Minister of Finance of South Korea
- In office May 1999 – January 2000
- President: Kim Dae-jung
- Preceded by: Lee Kyu-sung
- Succeeded by: Lee Hun-jai

Personal details
- Born: May 13, 1943 Zenrahoku Province (North Jeolla Province), Korea, Empire of Japan
- Died: January 31, 2017 (aged 74) Gangnam District, Seoul, South Korea

= Kang Bong-kyun =

Kang Bong-kyun (강봉균; May 13, 1943 – January 31, 2017) was a South Korean economist and politician who served as Minister of Finance from 1999 to 2000 during the height and aftermath of the Asian financial crisis. Kang was appointed Finance Minister by President Kim Dae-jung at a time when many other politicians and civil servants refused to take the cabinet position. The financial crisis stemmed from reckless borrowing and spending from the South Korean banking sector, as well as mismanagement by the chaebol, or South Korean business conglomerates.

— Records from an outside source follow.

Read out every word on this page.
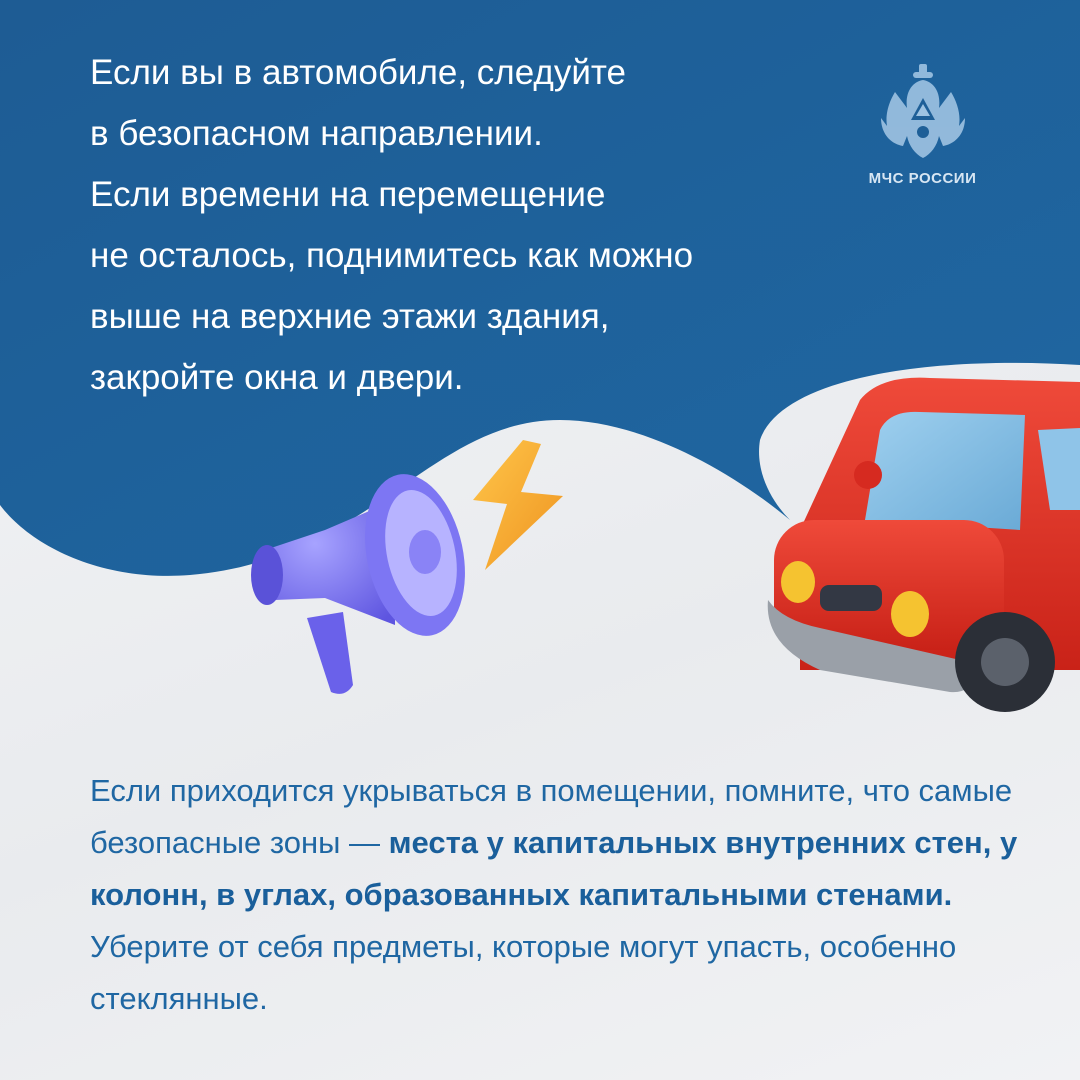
Если вы в автомобиле, следуйте
в безопасном направлении.
Если времени на перемещение
не осталось, поднимитесь как можно
выше на верхние этажи здания,
закройте окна и двери.

МЧС РОССИИ

Если приходится укрываться в помещении, помните, что самые безопасные зоны — места у капитальных внутренних стен, у колонн, в углах, образованных капитальными стенами. Уберите от себя предметы, которые могут упасть, особенно стеклянные.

Though Kang held the portfolio of Minister of Finance for less than a year, he is credited with guiding the South Korean economy through the most difficult period in the country's history. His work laid the foundation for the economy's eventual recovery and return to growth following the financial crisis. Under Kang, South Korea implemented higher standards governing the accounting practices of privately held and listed conglomerates and corporations. He also established harsher financial regulations.

Kang stepped down in 2000 after less than a year in office when he was appointed to lead the state-run Korea Development Institute.

Kang Bong-kyun died on Jan. 31, 2017, at age 74.